This painting is in oil paint on an oak panel measuring 1333 x 784 mm (fig.1). The panel is composed of three boards, placed vertically and glued together at butt joins (fig.2). The X-radiograph shows that the boards were kept in position until the glue dried with wooden dowels inserted into the inner edges (fig.3).
Dendrochronological examination revealed that the three boards are from the same tree that grew in the Baltic region.1 The youngest heartwood ring was formed in 1510 or 1511 and the probable earliest felling date is 1519, although from 1523 to 1529 is more plausible. The wood may have been used for painting between 1519 and 1546. On the back of the panel is an incised mark, thought to be a cargo mark made for the transit of the wood across the Baltic Sea to England (figs.4–5).

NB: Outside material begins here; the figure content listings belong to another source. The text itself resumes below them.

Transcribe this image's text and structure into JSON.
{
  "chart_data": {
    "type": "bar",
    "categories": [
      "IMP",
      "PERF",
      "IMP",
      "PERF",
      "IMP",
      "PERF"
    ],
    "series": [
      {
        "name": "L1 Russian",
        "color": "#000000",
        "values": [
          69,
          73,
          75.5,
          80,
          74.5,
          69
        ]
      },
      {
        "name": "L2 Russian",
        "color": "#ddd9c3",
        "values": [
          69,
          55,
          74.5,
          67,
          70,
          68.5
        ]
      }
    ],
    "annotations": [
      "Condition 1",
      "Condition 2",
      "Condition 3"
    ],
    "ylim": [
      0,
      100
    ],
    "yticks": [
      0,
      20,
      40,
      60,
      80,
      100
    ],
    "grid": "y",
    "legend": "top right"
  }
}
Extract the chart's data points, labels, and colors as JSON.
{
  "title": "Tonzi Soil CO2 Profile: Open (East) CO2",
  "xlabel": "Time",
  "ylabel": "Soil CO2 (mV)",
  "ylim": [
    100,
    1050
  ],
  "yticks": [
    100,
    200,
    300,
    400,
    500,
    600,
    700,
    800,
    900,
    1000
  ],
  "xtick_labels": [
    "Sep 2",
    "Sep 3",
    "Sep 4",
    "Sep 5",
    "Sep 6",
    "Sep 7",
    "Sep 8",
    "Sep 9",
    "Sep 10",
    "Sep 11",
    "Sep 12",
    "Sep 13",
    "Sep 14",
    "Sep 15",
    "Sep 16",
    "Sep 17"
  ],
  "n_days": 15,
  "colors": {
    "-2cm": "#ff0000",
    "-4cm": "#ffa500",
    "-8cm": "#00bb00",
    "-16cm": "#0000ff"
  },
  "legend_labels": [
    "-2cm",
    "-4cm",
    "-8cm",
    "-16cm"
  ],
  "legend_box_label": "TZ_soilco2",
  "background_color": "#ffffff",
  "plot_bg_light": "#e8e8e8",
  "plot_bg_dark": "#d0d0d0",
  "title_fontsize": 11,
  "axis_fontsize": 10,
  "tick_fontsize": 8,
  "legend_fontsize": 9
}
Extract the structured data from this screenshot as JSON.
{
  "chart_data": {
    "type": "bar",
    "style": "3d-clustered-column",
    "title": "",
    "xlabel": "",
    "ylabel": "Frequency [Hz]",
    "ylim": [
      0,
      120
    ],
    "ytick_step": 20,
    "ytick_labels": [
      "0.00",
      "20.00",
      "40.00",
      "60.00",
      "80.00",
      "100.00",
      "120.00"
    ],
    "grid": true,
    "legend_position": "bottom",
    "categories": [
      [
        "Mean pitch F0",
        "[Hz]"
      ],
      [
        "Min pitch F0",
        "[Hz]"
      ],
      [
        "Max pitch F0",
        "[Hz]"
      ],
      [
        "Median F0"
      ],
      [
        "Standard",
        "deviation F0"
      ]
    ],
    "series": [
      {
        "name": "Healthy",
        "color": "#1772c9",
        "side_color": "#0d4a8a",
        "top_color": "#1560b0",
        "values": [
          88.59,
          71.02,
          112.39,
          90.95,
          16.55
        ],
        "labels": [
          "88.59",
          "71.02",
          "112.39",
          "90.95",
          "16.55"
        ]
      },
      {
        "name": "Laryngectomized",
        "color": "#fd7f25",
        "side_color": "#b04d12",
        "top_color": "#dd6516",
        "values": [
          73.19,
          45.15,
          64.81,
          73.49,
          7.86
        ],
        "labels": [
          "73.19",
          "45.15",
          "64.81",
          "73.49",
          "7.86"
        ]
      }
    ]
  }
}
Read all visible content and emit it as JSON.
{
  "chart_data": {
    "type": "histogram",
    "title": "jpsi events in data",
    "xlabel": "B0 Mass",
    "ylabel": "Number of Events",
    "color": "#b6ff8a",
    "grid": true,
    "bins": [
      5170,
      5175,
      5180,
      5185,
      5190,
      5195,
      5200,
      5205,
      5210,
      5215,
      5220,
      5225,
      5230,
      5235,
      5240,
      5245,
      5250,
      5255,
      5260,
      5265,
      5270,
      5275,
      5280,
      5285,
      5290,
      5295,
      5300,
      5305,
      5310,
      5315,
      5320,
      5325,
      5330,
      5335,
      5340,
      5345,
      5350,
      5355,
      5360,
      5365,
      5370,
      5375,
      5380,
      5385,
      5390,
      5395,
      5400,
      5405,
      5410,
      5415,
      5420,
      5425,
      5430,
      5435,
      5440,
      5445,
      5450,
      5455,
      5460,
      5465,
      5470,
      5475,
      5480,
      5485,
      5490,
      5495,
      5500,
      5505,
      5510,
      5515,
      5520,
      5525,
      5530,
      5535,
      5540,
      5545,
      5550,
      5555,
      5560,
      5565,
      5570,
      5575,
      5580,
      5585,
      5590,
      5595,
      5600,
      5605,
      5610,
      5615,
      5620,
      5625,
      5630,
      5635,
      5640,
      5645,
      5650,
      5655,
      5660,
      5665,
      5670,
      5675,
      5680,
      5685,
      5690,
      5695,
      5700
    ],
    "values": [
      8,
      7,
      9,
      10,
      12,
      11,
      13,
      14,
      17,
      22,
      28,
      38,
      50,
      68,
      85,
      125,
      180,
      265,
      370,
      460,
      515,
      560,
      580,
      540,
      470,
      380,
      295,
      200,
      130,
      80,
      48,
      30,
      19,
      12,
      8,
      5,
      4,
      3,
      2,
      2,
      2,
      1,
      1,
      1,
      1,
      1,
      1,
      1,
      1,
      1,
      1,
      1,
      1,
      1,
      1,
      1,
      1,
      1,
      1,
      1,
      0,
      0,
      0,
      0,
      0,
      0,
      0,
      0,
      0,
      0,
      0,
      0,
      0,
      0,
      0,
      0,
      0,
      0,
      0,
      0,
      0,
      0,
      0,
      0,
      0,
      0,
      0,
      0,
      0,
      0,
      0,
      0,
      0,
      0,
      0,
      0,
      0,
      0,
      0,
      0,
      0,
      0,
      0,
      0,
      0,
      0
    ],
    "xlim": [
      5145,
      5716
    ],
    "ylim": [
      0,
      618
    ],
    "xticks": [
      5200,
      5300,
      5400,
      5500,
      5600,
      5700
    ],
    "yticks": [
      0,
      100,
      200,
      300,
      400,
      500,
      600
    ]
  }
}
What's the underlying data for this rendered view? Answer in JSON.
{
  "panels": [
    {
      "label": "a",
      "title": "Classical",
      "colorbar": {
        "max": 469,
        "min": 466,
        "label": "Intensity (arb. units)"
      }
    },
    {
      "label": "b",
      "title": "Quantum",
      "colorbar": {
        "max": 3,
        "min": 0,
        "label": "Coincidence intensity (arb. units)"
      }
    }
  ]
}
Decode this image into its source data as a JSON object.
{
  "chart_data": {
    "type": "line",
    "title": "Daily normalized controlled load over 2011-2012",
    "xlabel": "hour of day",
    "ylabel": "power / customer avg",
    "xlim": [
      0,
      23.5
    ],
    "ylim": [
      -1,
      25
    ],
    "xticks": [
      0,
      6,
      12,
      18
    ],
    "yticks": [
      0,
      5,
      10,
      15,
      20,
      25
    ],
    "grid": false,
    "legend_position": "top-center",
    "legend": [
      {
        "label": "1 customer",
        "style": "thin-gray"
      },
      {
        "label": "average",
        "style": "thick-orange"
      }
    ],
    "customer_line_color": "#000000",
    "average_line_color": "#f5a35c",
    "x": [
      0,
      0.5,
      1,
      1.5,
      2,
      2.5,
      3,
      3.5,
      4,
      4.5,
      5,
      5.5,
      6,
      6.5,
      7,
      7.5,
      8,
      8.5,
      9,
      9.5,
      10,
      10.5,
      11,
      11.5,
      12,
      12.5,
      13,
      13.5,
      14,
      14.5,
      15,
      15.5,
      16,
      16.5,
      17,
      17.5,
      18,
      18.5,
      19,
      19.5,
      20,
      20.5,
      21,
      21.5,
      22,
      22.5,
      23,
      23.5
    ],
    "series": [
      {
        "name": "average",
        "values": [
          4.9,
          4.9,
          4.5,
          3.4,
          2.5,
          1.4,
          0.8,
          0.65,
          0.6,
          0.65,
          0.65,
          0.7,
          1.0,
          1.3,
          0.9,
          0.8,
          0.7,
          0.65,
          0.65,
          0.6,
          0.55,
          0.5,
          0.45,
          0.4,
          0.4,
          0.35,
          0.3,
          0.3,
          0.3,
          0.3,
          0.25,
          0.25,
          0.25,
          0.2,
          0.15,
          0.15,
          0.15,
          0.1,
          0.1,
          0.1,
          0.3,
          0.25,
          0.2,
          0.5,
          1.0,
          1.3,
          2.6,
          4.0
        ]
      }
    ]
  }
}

The ground is off-white and is made of marine chalk bound in glue and possibly casein, although the latter material may have been introduced as a consolidant later in the painting’s history.2 Identification of nano-fossils in the chalk revealed that it dates from the earliest Santonian-late Coniacian period.3 Deposits of chalk from this period are found around London and also in the North Downs, the Chilterns and Hertfordshire. They occur also in France, to the south and west of Calais. The ground is covered with white, oil bound priming (figs.6–7).
When viewed with low magnification and with infrared reflectography, the face and hands display bold, linear, freehand underdrawing (figs.8–10).
No underdrawing is detectable with infrared reflectography elsewhere in the painting, although a cross-section through one of the painted red slashes on the doublet revealed what may be a drawing line (figs.11–12).
The artist appears to have begun the painting with a thick coat of yellowish-brown underpaint in the area of the background, leaving reserve spaces for the figure (figs.8–9 and fig.13).
The braid on the costume is also underpainted similarly; the main pigment in the brown underpaint is Cologne earth (fig.14).4 It is not clear what sort of preparatory lay-in was made for the black costume. The breeches were painted with mixtures of bone black, lead white, red lake and chalk, applied wet-in-wet.
A different type of black (vine black perhaps) was used for the cape, and the paint was applied in small dabs to simulate the texture of the wool or fur (fig.15). The decorative details of the embroidered shirt were applied on top of the white paint of the shirt when it had dried (fig.16).
The red glaze paint on the slashes in the doublet are made from a red lake pigment made from the insect dye, cochineal (Dactylopius coccus Costa), struck onto a base of alumina; at this date the dyestuff would have been sourced from the New World.5 The red glaze was applied on top of silver leaf, which was laid onto a thick, yellow mordant (figs.11–12 and fig.17). The yellow braid contains lead-tin yellow (type I) and vermilion.6
The most unusual feature in this painting is the technique used to paint the face (figs.18–22). The tones were applied in finely hatched lines. No specialist in European art of the sixteenth century could identify this technique as of the period or associate it with any known artist. It is possible that this is the work of a later hand (perhaps from the nineteenth century) making good a disastrous damage to the original, but without extensive (and undesirable) sampling of the face, this is impossible to prove.
The coat of arms on the ring is difficult to discern but this may be due to the fading of a red lake pigment in the lines that are now pale orange colour (fig.23).
A detailed paper on this painting appears in Tate Papers as Natasha walker, Karen Hearn and Joyce Townsend, Tate’s Painting of a Man in Tudor Costume: A Sixteenth-Century Portrait or a Nineteenth-Century Pastiche?, Tate Papers, no.20, Autumn 2013, accessed 29 July 2016.